No, for two reasons:
Neither Homer nor Marge were Catholic at the time they were married, per their character biographies (Though Homer and Bart convert to Catholicism at some point in the series). If we assume that they are both baptized, being as they are not Catholic, they are not bound by canonical form, and so contract a valid and sacramental marriage in virtue of exchanging consent. There is nothing to suggest that anything was lacking in their giving of consent.
Marge is a fictional character. Tribunals cannot rule on the marriages of fictional characters.
Padre. What what fictional tribunals?
Let’s say that Homer and Marge were both Catholic at the time they got married.

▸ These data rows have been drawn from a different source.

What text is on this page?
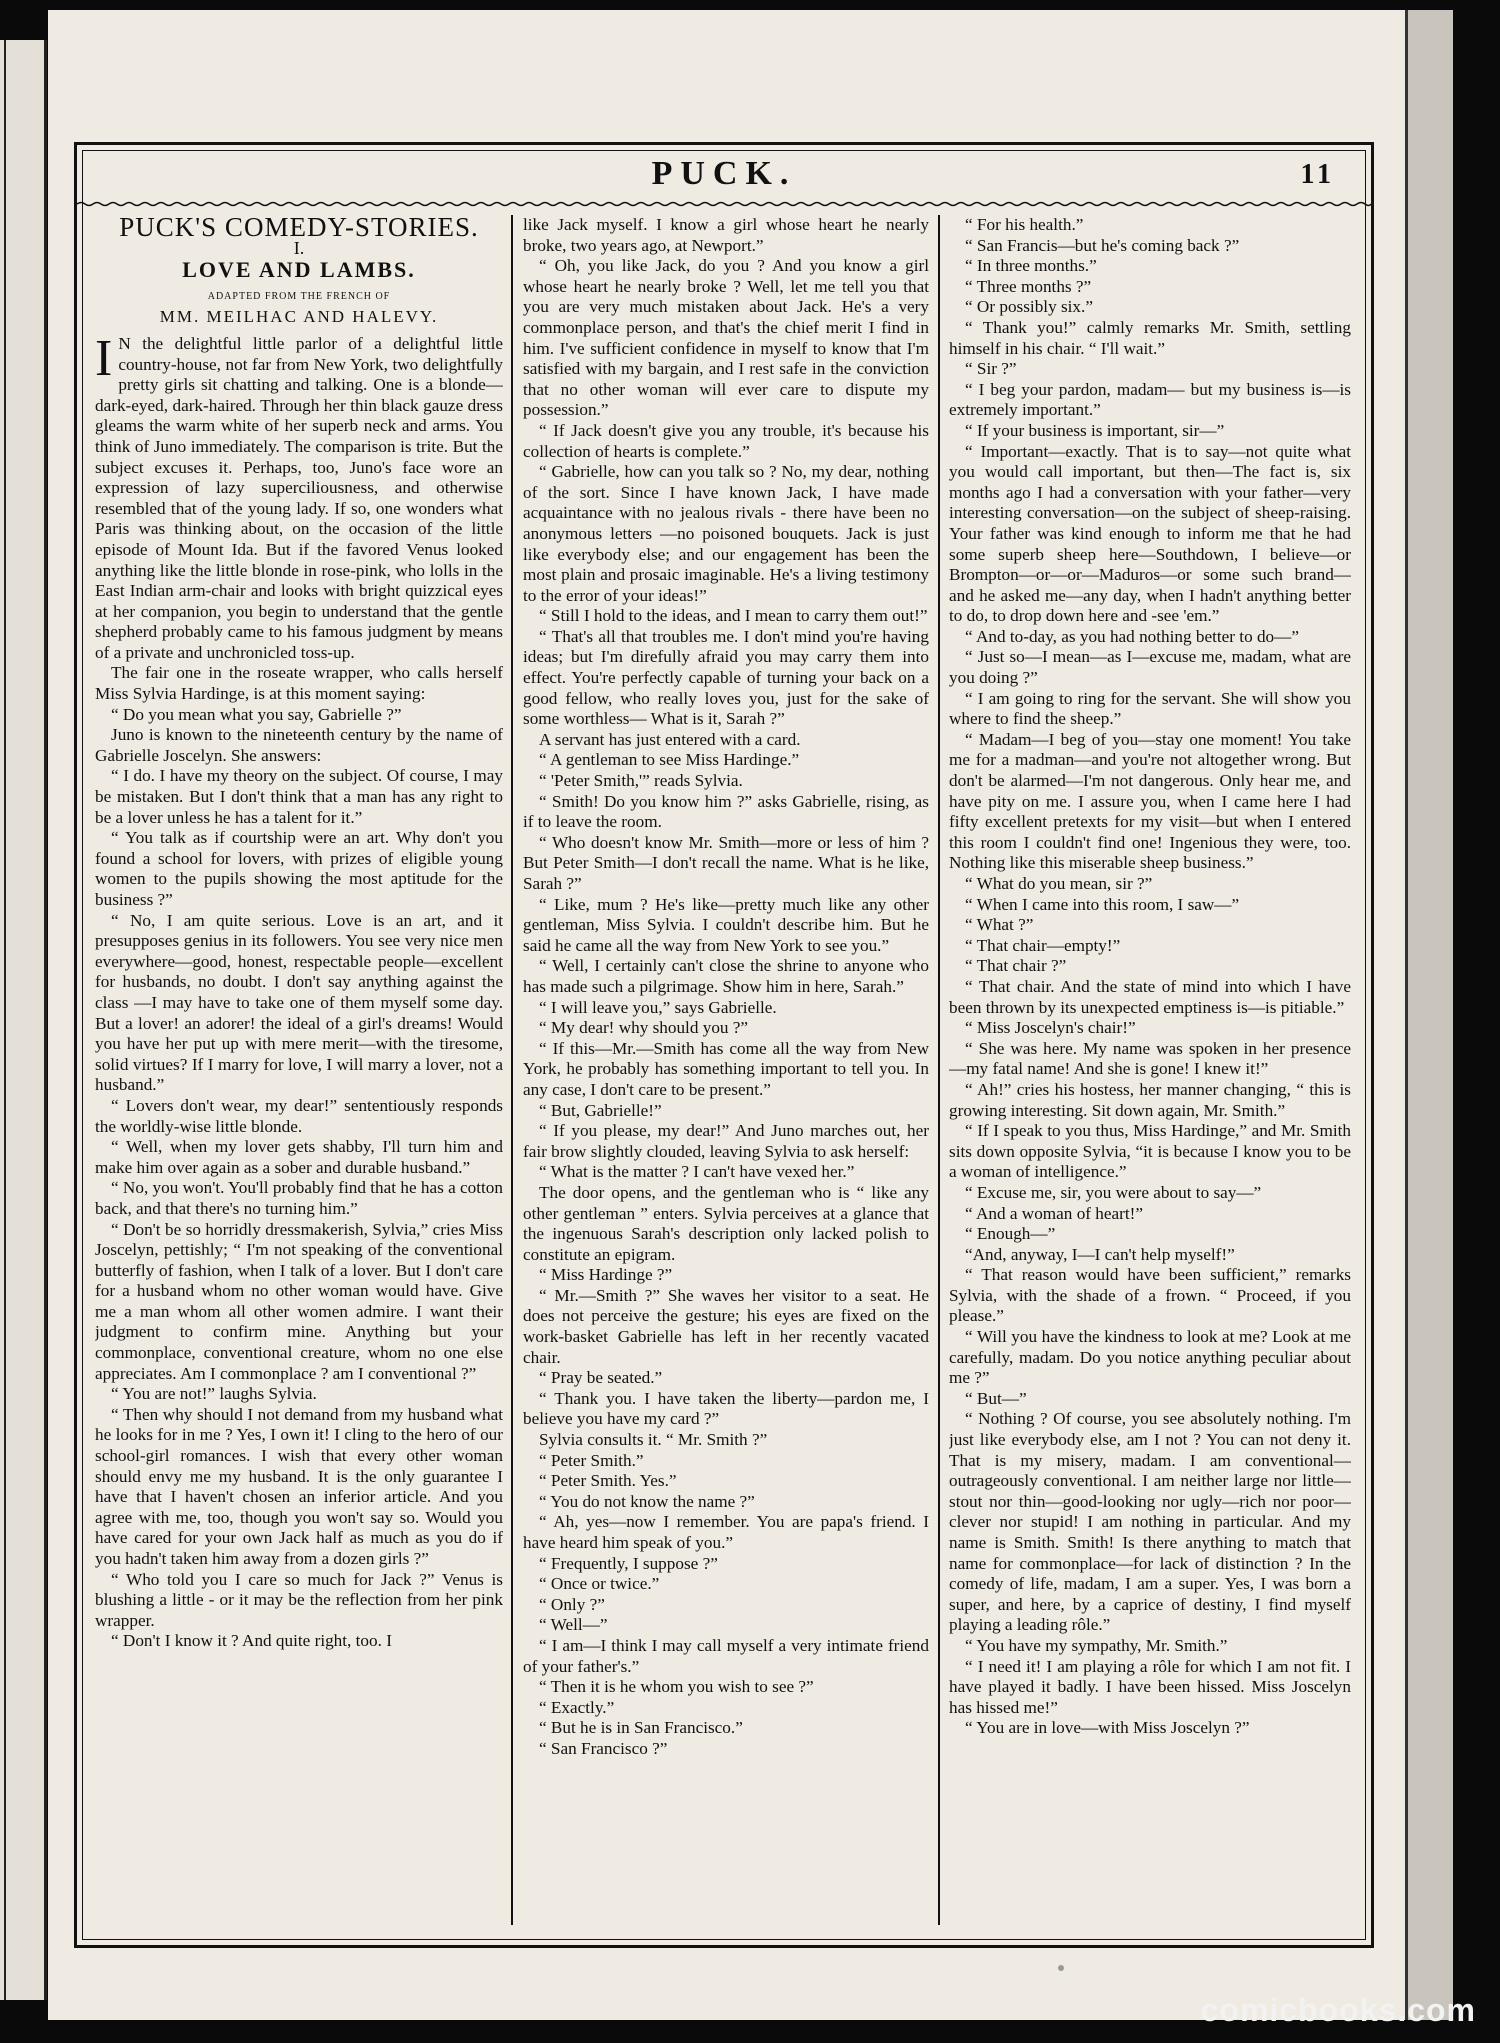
PUCK.	11
PUCK'S COMEDY-STORIES.
I.
LOVE AND LAMBS.
ADAPTED FROM THE FRENCH OF
MM. MEILHAC AND HALEVY.

I N the delightful little parlor of a delightful little country-house, not far from New York, two delightfully pretty girls sit chatting and talking. One is a blonde—dark-eyed, dark-haired. Through her thin black gauze dress gleams the warm white of her superb neck and arms. You think of Juno immediately. The comparison is trite. But the subject excuses it. Perhaps, too, Juno's face wore an expression of lazy superciliousness, and otherwise resembled that of the young lady. If so, one wonders what Paris was thinking about, on the occasion of the little episode of Mount Ida. But if the favored Venus looked anything like the little blonde in rose-pink, who lolls in the East Indian arm-chair and looks with bright quizzical eyes at her companion, you begin to understand that the gentle shepherd probably came to his famous judgment by means of a private and unchronicled toss-up.

The fair one in the roseate wrapper, who calls herself Miss Sylvia Hardinge, is at this moment saying:

“ Do you mean what you say, Gabrielle ?”

Juno is known to the nineteenth century by the name of Gabrielle Joscelyn. She answers:

“ I do. I have my theory on the subject. Of course, I may be mistaken. But I don't think that a man has any right to be a lover unless he has a talent for it.”

“ You talk as if courtship were an art. Why don't you found a school for lovers, with prizes of eligible young women to the pupils showing the most aptitude for the business ?”

“ No, I am quite serious. Love is an art, and it presupposes genius in its followers. You see very nice men everywhere—good, honest, respectable people—excellent for husbands, no doubt. I don't say anything against the class —I may have to take one of them myself some day. But a lover! an adorer! the ideal of a girl's dreams! Would you have her put up with mere merit—with the tiresome, solid virtues? If I marry for love, I will marry a lover, not a husband.”

“ Lovers don't wear, my dear!” sententiously responds the worldly-wise little blonde.

“ Well, when my lover gets shabby, I'll turn him and make him over again as a sober and durable husband.”

“ No, you won't. You'll probably find that he has a cotton back, and that there's no turning him.”

“ Don't be so horridly dressmakerish, Sylvia,” cries Miss Joscelyn, pettishly; “ I'm not speaking of the conventional butterfly of fashion, when I talk of a lover. But I don't care for a husband whom no other woman would have. Give me a man whom all other women admire. I want their judgment to confirm mine. Anything but your commonplace, conventional creature, whom no one else appreciates. Am I commonplace ? am I conventional ?”

“ You are not!” laughs Sylvia.

“ Then why should I not demand from my husband what he looks for in me ? Yes, I own it! I cling to the hero of our school-girl romances. I wish that every other woman should envy me my husband. It is the only guarantee I have that I haven't chosen an inferior article. And you agree with me, too, though you won't say so. Would you have cared for your own Jack half as much as you do if you hadn't taken him away from a dozen girls ?”

“ Who told you I care so much for Jack ?” Venus is blushing a little - or it may be the reflection from her pink wrapper.

“ Don't I know it ? And quite right, too. I

like Jack myself. I know a girl whose heart he nearly broke, two years ago, at Newport.”

“ Oh, you like Jack, do you ? And you know a girl whose heart he nearly broke ? Well, let me tell you that you are very much mistaken about Jack. He's a very commonplace person, and that's the chief merit I find in him. I've sufficient confidence in myself to know that I'm satisfied with my bargain, and I rest safe in the conviction that no other woman will ever care to dispute my possession.”

“ If Jack doesn't give you any trouble, it's because his collection of hearts is complete.”

“ Gabrielle, how can you talk so ? No, my dear, nothing of the sort. Since I have known Jack, I have made acquaintance with no jealous rivals - there have been no anonymous letters —no poisoned bouquets. Jack is just like everybody else; and our engagement has been the most plain and prosaic imaginable. He's a living testimony to the error of your ideas!”

“ Still I hold to the ideas, and I mean to carry them out!”

“ That's all that troubles me. I don't mind you're having ideas; but I'm direfully afraid you may carry them into effect. You're perfectly capable of turning your back on a good fellow, who really loves you, just for the sake of some worthless— What is it, Sarah ?”

A servant has just entered with a card.

“ A gentleman to see Miss Hardinge.”

“ 'Peter Smith,'” reads Sylvia.

“ Smith! Do you know him ?” asks Gabrielle, rising, as if to leave the room.

“ Who doesn't know Mr. Smith—more or less of him ? But Peter Smith—I don't recall the name. What is he like, Sarah ?”

“ Like, mum ? He's like—pretty much like any other gentleman, Miss Sylvia. I couldn't describe him. But he said he came all the way from New York to see you.”

“ Well, I certainly can't close the shrine to anyone who has made such a pilgrimage. Show him in here, Sarah.”

“ I will leave you,” says Gabrielle.

“ My dear! why should you ?”

“ If this—Mr.—Smith has come all the way from New York, he probably has something important to tell you. In any case, I don't care to be present.”

“ But, Gabrielle!”

“ If you please, my dear!” And Juno marches out, her fair brow slightly clouded, leaving Sylvia to ask herself:

“ What is the matter ? I can't have vexed her.”

The door opens, and the gentleman who is “ like any other gentleman ” enters. Sylvia perceives at a glance that the ingenuous Sarah's description only lacked polish to constitute an epigram.

“ Miss Hardinge ?”

“ Mr.—Smith ?” She waves her visitor to a seat. He does not perceive the gesture; his eyes are fixed on the work-basket Gabrielle has left in her recently vacated chair.

“ Pray be seated.”

“ Thank you. I have taken the liberty—pardon me, I believe you have my card ?”

Sylvia consults it. “ Mr. Smith ?”

“ Peter Smith.”

“ Peter Smith. Yes.”

“ You do not know the name ?”

“ Ah, yes—now I remember. You are papa's friend. I have heard him speak of you.”

“ Frequently, I suppose ?”

“ Once or twice.”

“ Only ?”

“ Well—”

“ I am—I think I may call myself a very intimate friend of your father's.”

“ Then it is he whom you wish to see ?”

“ Exactly.”

“ But he is in San Francisco.”

“ San Francisco ?”

“ For his health.”

“ San Francis—but he's coming back ?”

“ In three months.”

“ Three months ?”

“ Or possibly six.”

“ Thank you!” calmly remarks Mr. Smith, settling himself in his chair. “ I'll wait.”

“ Sir ?”

“ I beg your pardon, madam— but my business is—is extremely important.”

“ If your business is important, sir—”

“ Important—exactly. That is to say—not quite what you would call important, but then—The fact is, six months ago I had a conversation with your father—very interesting conversation—on the subject of sheep-raising. Your father was kind enough to inform me that he had some superb sheep here—Southdown, I believe—or Brompton—or—or—Maduros—or some such brand—and he asked me—any day, when I hadn't anything better to do, to drop down here and -see 'em.”

“ And to-day, as you had nothing better to do—”

“ Just so—I mean—as I—excuse me, madam, what are you doing ?”

“ I am going to ring for the servant. She will show you where to find the sheep.”

“ Madam—I beg of you—stay one moment! You take me for a madman—and you're not altogether wrong. But don't be alarmed—I'm not dangerous. Only hear me, and have pity on me. I assure you, when I came here I had fifty excellent pretexts for my visit—but when I entered this room I couldn't find one! Ingenious they were, too. Nothing like this miserable sheep business.”

“ What do you mean, sir ?”

“ When I came into this room, I saw—”

“ What ?”

“ That chair—empty!”

“ That chair ?”

“ That chair. And the state of mind into which I have been thrown by its unexpected emptiness is—is pitiable.”

“ Miss Joscelyn's chair!”

“ She was here. My name was spoken in her presence—my fatal name! And she is gone! I knew it!”

“ Ah!” cries his hostess, her manner changing, “ this is growing interesting. Sit down again, Mr. Smith.”

“ If I speak to you thus, Miss Hardinge,” and Mr. Smith sits down opposite Sylvia, “it is because I know you to be a woman of intelligence.”

“ Excuse me, sir, you were about to say—”

“ And a woman of heart!”

“ Enough—”

“And, anyway, I—I can't help myself!”

“ That reason would have been sufficient,” remarks Sylvia, with the shade of a frown. “ Proceed, if you please.”

“ Will you have the kindness to look at me? Look at me carefully, madam. Do you notice anything peculiar about me ?”

“ But—”

“ Nothing ? Of course, you see absolutely nothing. I'm just like everybody else, am I not ? You can not deny it. That is my misery, madam. I am conventional—outrageously conventional. I am neither large nor little—stout nor thin—good-looking nor ugly—rich nor poor—clever nor stupid! I am nothing in particular. And my name is Smith. Smith! Is there anything to match that name for commonplace—for lack of distinction ? In the comedy of life, madam, I am a super. Yes, I was born a super, and here, by a caprice of destiny, I find myself playing a leading rôle.”

“ You have my sympathy, Mr. Smith.”

“ I need it! I am playing a rôle for which I am not fit. I have played it badly. I have been hissed. Miss Joscelyn has hissed me!”

“ You are in love—with Miss Joscelyn ?”

comicbooks.com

Without investigating, it would be impossible to determine whether intention was lacking, assuming all things necessary for valid form were present. There are two reasons:
What you propose is a hypothetical that cannot possibly take into account everything which might lay hidden and thus require the self-revelation of the subjects. This is mostly because
they are fictional characters, so we can’t possibly know what they were thinking when they got married, because they don’t exist.
And Liam Neeson is their priest.
When did that happen? Was it an older episode or a newer one?
About eight years ago, I think.
It’s pretty old. I remember seeing it as a teenager. I believe it was the one that featured “Protestant Heaven” and “Catholic Heaven”.
Possible grounds for annulment:
- Marge and Homer may have felt pressured into marrying because Marge was pregnant at the time they exchanged their wedding vows. The venue of their wedding, namely Shotgun Pete’s Wedding Chapel, suggests that they may even have been forced to marry, i.e., that it was a so-called shotgun wedding.
- Homer may have been drunk at the time they exchanged their vows.
- Homer’s later infidelities might mean that at the time they exchanged vows Homer had no intention of remaining faith to Marge until death they do part.
- All marriages between persons who are shown to be fictional are null and void.
- What if like, we’re fictional, and Homer and Marge watch us on TV?
That could be!
This reminds me of someone trying to work out if Batman was Anglican or Catholic based on the wedding for the original version of the character seen in the 70’s when he marries Catwoman. I’d say Anglican meself, although Bruce’s mum was identified years later as Catholic although that was not meant to include the original 30’s version of the character. It’s amusing as a game, but that’s all it is a game. Other classics might include from sci-fi and fiction:-
Is Spock’s mother’s marriage valid from a Catholic standpoint?
Is Superman’s marriage to Lois valid from a similar standpoint?
Or we might just admit they are all fictional creations and that’s fanboyism gone a step too far.
It’s from the episode “Father, Son, and Holy Guest Star”, Season 16, episode 21. It first aired on May 15, 2005.
But if a fictional character has a fictitious wedding, is that a double negative?
Or would it be a triple negative if both were fictional?
Does it matter how much the wood chuck could chuck?
Nah. He always chucks as much as he could chuck.
The Batman of Earth-2 (who was considered to be the version who had been operating since 1939*) was married to Catwoman for a number of years before DC killed him of in 1979. When DC started making a big deal out of the two characters possibly getting hitched last year I was smiling to myself because there are very new plots in the soap opera world of superhero comics and they knew most people simply wouldn’t remember that as it is a long, long time ago by the standards of an industry built on fads and trends.